Charu Aggarwal, MD, MPH: And I would say that the patients with EGFR mutations and ALK rearrangements formed a small subgroup of this trial.

Jack West, MD: About 13%, I think.

Charu Aggarwal, MD, MPH: Yes, out of 1200 patients, there was a small subset. And the authors concluded that perhaps this could be a reasonable combination therapy. However, I will say that the survival numbers, or the advantage that we are seeing, does not really compare to what we can get with targeted therapy with much less side effects, with much better ease of use for the patient, and much better quality of life. So, while these data are intriguing, I don’t think they are practice changing for those 2 subsets of otherwise well and easy-to-treat lung cancer patients.

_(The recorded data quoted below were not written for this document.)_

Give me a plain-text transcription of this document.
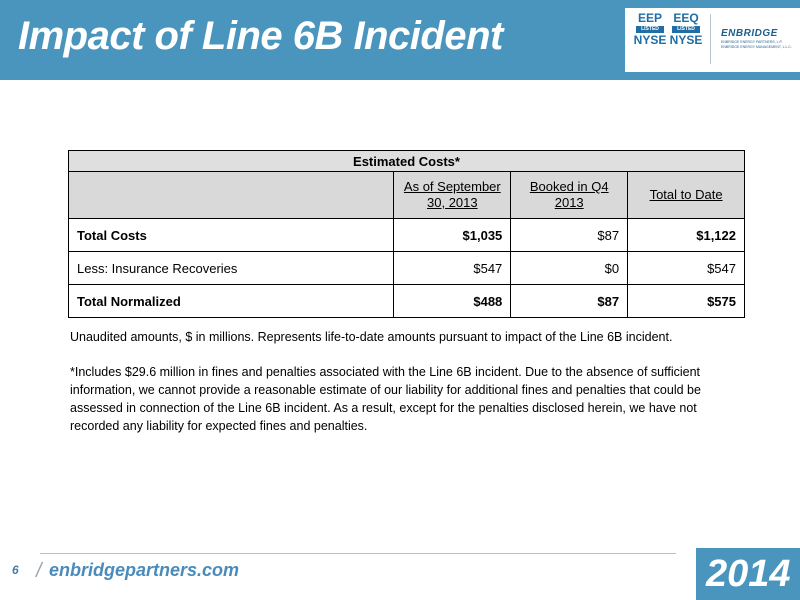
Impact of Line 6B Incident	EEP
LISTED
NYSE
EEQ
LISTED
NYSE ENBRIDGE
ENBRIDGE ENERGY PARTNERS, L.P.
ENBRIDGE ENERGY MANAGEMENT, L.L.C.
Estimated Costs*			
	As of September 30, 2013	Booked in Q4 2013	Total to Date
Total Costs	$1,035	$87	$1,122
Less: Insurance Recoveries	$547	$0	$547
Total Normalized	$488	$87	$575
Unaudited amounts, $ in millions. Represents life-to-date amounts pursuant to impact of the Line 6B incident.
*Includes $29.6 million in fines and penalties associated with the Line 6B incident. Due to the absence of sufficient information, we cannot provide a reasonable estimate of our liability for additional fines and penalties that could be assessed in connection of the Line 6B incident. As a result, except for the penalties disclosed herein, we have not recorded any liability for expected fines and penalties.
6 / enbridgepartners.com	2014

Jack West, MD: Well, I would say that I think you can only take them as far as they were tested, which is after initial targeted therapies, and saying that in patients who have received an EGFR inhibitor, ALK inhibitor, or more and then are progressing and candidates for chemotherapy-based treatment, it could be a good way to integrate immunotherapy into that in a setting where historically we’ve seen very disappointing results for immunotherapy as monotherapy in the later-line setting. Greg?

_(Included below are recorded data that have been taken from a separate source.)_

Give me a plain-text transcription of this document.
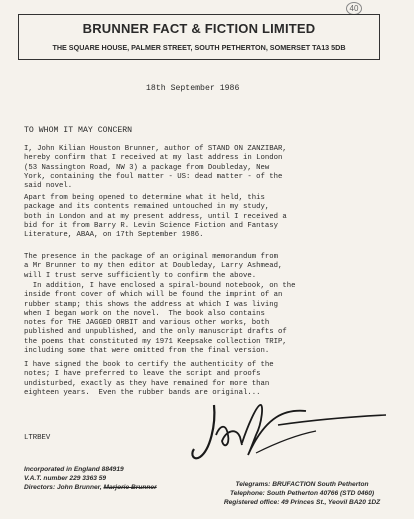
40
BRUNNER FACT & FICTION LIMITED
THE SQUARE HOUSE, PALMER STREET, SOUTH PETHERTON, SOMERSET TA13 5DB
18th September 1986
TO WHOM IT MAY CONCERN
I, John Kilian Houston Brunner, author of STAND ON ZANZIBAR,
hereby confirm that I received at my last address in London
(53 Nassington Road, NW 3) a package from Doubleday, New
York, containing the foul matter - US: dead matter - of the
said novel.
Apart from being opened to determine what it held, this
package and its contents remained untouched in my study,
both in London and at my present address, until I received a
bid for it from Barry R. Levin Science Fiction and Fantasy
Literature, ABAA, on 17th September 1986.
The presence in the package of an original memorandum from
a Mr Brunner to my then editor at Doubleday, Larry Ashmead,
will I trust serve sufficiently to confirm the above.
In addition, I have enclosed a spiral-bound notebook, on the
inside front cover of which will be found the imprint of an
rubber stamp; this shows the address at which I was living
when I began work on the novel.  The book also contains
notes for THE JAGGED ORBIT and various other works, both
published and unpublished, and the only manuscript drafts of
the poems that constituted my 1971 Keepsake collection TRIP,
including some that were omitted from the final version.
I have signed the book to certify the authenticity of the
notes; I have preferred to leave the script and proofs
undisturbed, exactly as they have remained for more than
eighteen years.  Even the rubber bands are original...
LTRBEV
Incorporated in England 884919
V.A.T. number 229 3363 59
Directors: John Brunner, Marjorie Brunner	Telegrams: BRUFACTION South Petherton
Telephone: South Petherton 40766 (STD 0460)
Registered office: 49 Princes St., Yeovil BA20 1DZ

Gregory J. Riely, MD, PhD: Yes, and I think this trial looked at that question of first-line chemotherapy and included people who had had TKIs beforehand. And this addresses the question we face in clinic of that patient who got 2 years on osimertinib and then they’ve progressed. What do we do with that patient? And this trial enrolled that patient, which is not particularly with osimertinib but with prior TKI use. And so, I’m glad they enrolled that patient. I’m glad that we have them in this. I have to say I’m not convinced by the data I’ve seen that this is somehow magically better for that group of patients. It’s not clear that this quadruplet is somehow particularly effective for the EGFR-mutant patient or for an ALK-positive patient. We haven’t seen those curves broken out specifically to look at just EGFR-mutant patients, and we haven’t seen even a table showing characteristics of these patients. Was there an imbalance in EGFR exon 19 deletions? We don’t know.

Jack West, MD: Much more to learn. And, in fact, in the New England Journal of Medicine publication, that was really not even covered.

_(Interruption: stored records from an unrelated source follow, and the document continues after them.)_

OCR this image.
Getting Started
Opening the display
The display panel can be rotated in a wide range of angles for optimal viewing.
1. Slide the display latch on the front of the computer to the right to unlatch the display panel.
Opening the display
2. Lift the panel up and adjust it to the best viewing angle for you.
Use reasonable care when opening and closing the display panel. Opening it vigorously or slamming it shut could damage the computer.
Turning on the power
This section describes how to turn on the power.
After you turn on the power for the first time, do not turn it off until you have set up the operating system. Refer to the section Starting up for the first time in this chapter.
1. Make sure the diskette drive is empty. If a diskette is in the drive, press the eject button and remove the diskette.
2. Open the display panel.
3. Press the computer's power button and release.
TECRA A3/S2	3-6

Gregory J. Riely, MD, PhD: Right.

Jack West, MD: What is notable, Dr. Socinski presented a bit on this amidst a lot of other data at ASCO. And it was interesting that the 4-drug combination with bevacizumab was superior to chemotherapy/bevacizumab, but chemotherapy with atezolizumab without the bevacizumab was not that beneficial. And it raises the question of how much the bevacizumab is contributing. It raises the question of whether this might be a specific regimen that is uniquely beneficial for these patients but still leaves plenty of questions. Another issue was the liver metastases that were called out, and I think a lot of us are suspicious that that is not that specific to this regimen but it was a highlighted subset.

Jared Weiss, MD: To dovetail on your point about regimen choice, if I can talk about something other than immunotherapy for just a moment, I don’t like to give frontline patients paclitaxel. If you look at the EGFR and ALK subgroups, this is a population expected to live a lot longer, and so I prefer to avoid the use of a taxane as part of their first-line regimen because I don’t want them to live with neuropathy for the rest of their lives. Pemetrexed is a very well tolerated agent. I think it’s become beloved in the thoracic community, far in excess of what the toxicity tables represent because of what we’re hearing from patients about how they feel. And it may be a little bit mundane, but I’m pretty attached to using a nontaxane frontline regimen for these nonsquamous patients. And that’s also a limitation…

Jack West, MD: Well, I think that with what is emerging as a range of options of chemotherapy backbones and immunotherapy agents in various combinations, just like we’ve had various doublet combinations available for decades before this, it is fair to just say these will all work reasonably comparably well, while you’ve got to choose one. My view is, at least in the groups that are not EGFR or ALK, you don’t get anything from the IMpower150 regimen except for hair loss and neuropathy compared with KEYNOTE-189 for essentially a very overlapping population.